Project Topic : Clustering Mixed data of a Heart Failure Clinical Record Dataset The project successfully clusters a Heart Failure ‘Clinical Record Dataset’ into 5 groups using a combination of numerical and categorical features. Visualizations and statistical summaries help in understanding the patterns and characteristics of each cluster. To identify clusters of individuals who have experienced heart failure. The dataset includes both numerical and categorical data, making it suitable for K-prototypes clustering.
Project Title: Clustering Mixed Data of a Heart Failure Clinical Record Dataset
Objective: The goal of the project was to perform clustering on a mixed dataset consisting of both numerical and categorical data from heart failure clinical records, to identify meaningful groups within the patient data.
Steps and Methodologies:
Importing and Exploring the Data
Loaded the dataset using Pandas and displayed the first few rows. Dataset Size: (299, 13) Data columns: age, anaemia, creatinine_phosphokinase, diabetes, ejection_fraction, high_blood_pressure, platelets, serum_creatinine, serum_sodium, gender, smoking, time, DEATH_EVENT. Data Preprocessing
Selected relevant columns for clustering: age, gender, serum_sodium, platelets, smoking. Defined numerical (age, serum_sodium, platelets) and categorical (gender, smoking) columns. Scaled numerical features using StandardScaler. Filtered out outliers in age, serum_sodium, and platelets. Finding Optimal Number of Clusters
Employed K-Prototypes clustering for mixed data. Used Elbow Method and Average Silhouette Method to determine the optimal number of clusters. Based on the plots, identified 5 clusters as the most appropriate for the dataset. Clustering the Data
Applied K-Prototypes clustering with 5 clusters. Added cluster labels to the dataframe. Cluster Exploration
Visualized clusters using Principal Component Analysis (PCA) and 3D scatter plot. Explored the size and characteristics of each cluster. Used PairGrid and count plots to analyze numerical and categorical features within clusters. Cluster Statistics
Generated descriptive statistics for each cluster to understand the distribution and central tendencies of the features within each cluster.
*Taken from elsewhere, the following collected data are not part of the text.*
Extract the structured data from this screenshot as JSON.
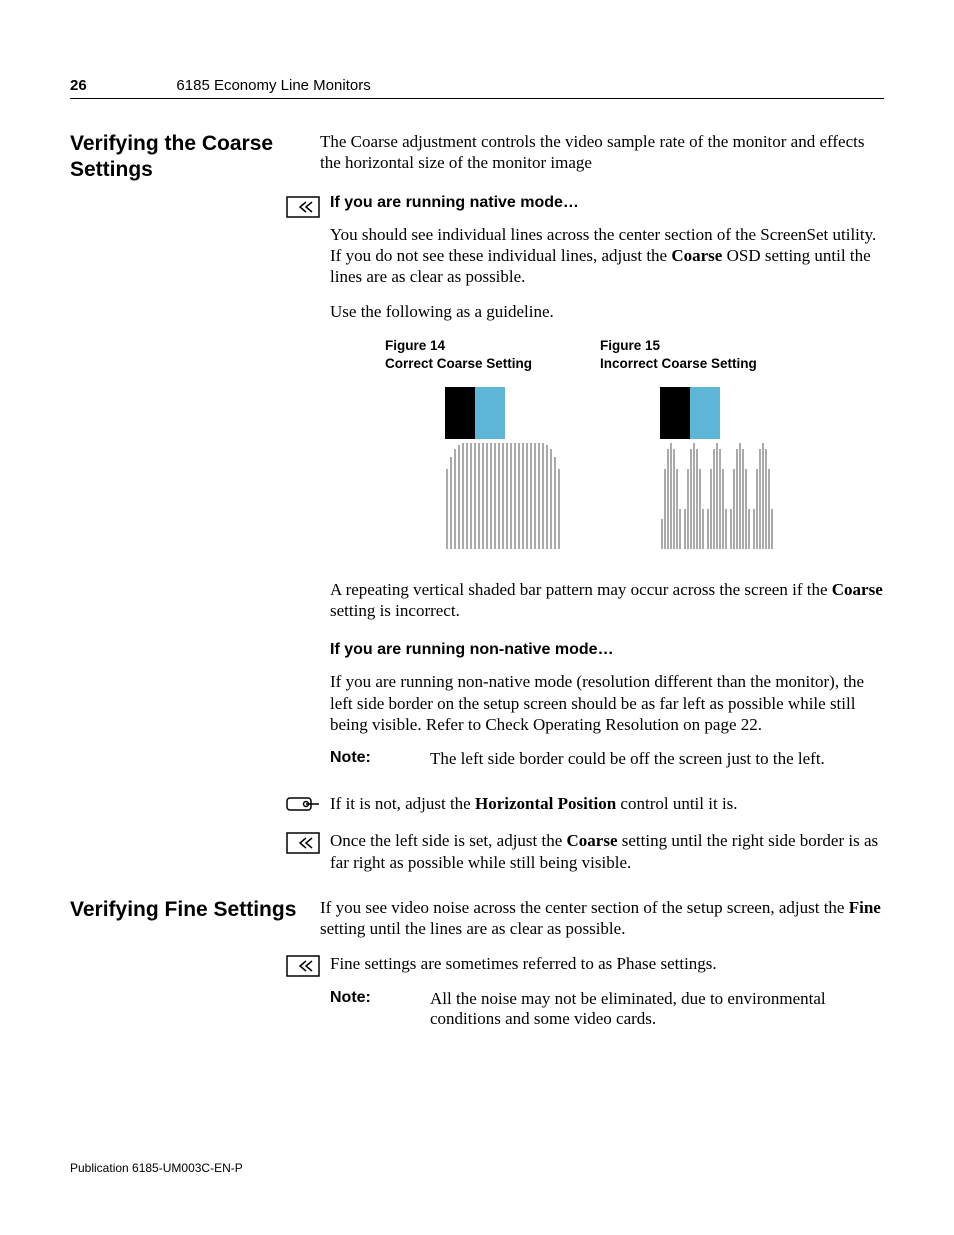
{
  "header": {
    "page_number": "26",
    "title": "6185 Economy Line Monitors"
  },
  "s1": {
    "heading": "Verifying the Coarse Settings",
    "intro": "The Coarse adjustment controls the video sample rate of the monitor and effects the horizontal size of the monitor image",
    "native_h": "If you are running native mode…",
    "native_p1a": "You should see individual lines across the center section of the ScreenSet utility. If you do not see these individual lines, adjust the ",
    "native_p1_bold": "Coarse",
    "native_p1b": " OSD setting until the lines are as clear as possible.",
    "native_p2": "Use the following as a guideline.",
    "fig14_n": "Figure 14",
    "fig14_t": "Correct Coarse Setting",
    "fig15_n": "Figure 15",
    "fig15_t": "Incorrect Coarse Setting",
    "after_fig_a": "A repeating vertical shaded bar pattern may occur across the screen if the ",
    "after_fig_bold": "Coarse",
    "after_fig_b": " setting is incorrect.",
    "nonnative_h": "If you are running non-native mode…",
    "nonnative_p": "If you are running non-native mode (resolution different than the monitor), the left side border on the setup screen should be as far left as possible while still being visible. Refer to Check Operating Resolution on page 22.",
    "note1_lbl": "Note:",
    "note1_txt": "The left side border could be off the screen just to the left.",
    "hp_a": "If it is not, adjust the ",
    "hp_bold": "Horizontal Position",
    "hp_b": " control until it is.",
    "coarse2_a": "Once the left side is set, adjust the ",
    "coarse2_bold": "Coarse",
    "coarse2_b": " setting until the right side border is as far right as possible while still being visible."
  },
  "s2": {
    "heading": "Verifying Fine Settings",
    "p1_a": "If you see video noise across the center section of the setup screen, adjust the ",
    "p1_bold": "Fine",
    "p1_b": " setting until the lines are as clear as possible.",
    "p2": "Fine settings are sometimes referred to as Phase settings.",
    "note2_lbl": "Note:",
    "note2_txt": "All the noise may not be eliminated, due to environmental conditions and some video cards."
  },
  "footer": "Publication 6185-UM003C-EN-P"
}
Technical Skills Demonstrated:
Data Manipulation: Utilized Pandas for data loading, cleaning, and manipulation. Statistical Analysis: Applied standard scaling and handled mixed data types. Clustering Techniques: Implemented K-Prototypes for clustering mixed data. Evaluation Methods: Used Elbow Method and Silhouette Score to evaluate clustering performance. Visualization: Visualized clusters using Seaborn, Matplotlib, and Plotly for both 2D and 3D representations. Dimensionality Reduction: Applied PCA for reducing data dimensions and facilitating visualization. Tools and Libraries:
Python: Pandas, NumPy Scikit-Learn: StandardScaler, silhouette_score, PCA K-Modes: KPrototypes Visualization: Seaborn, Plotly, Matplotlib Results:
Successfully identified 5 distinct clusters in the heart failure clinical records dataset. Provided visual and statistical insights into the characteristics of each cluster, facilitating better understanding of patient groups. Link to Project: Open In Colab (Insert specific link if available)
This project demonstrates a comprehensive approach to clustering mixed data types, applying robust preprocessing, evaluation, and visualization techniques to extract meaningful insights from clinical datasets.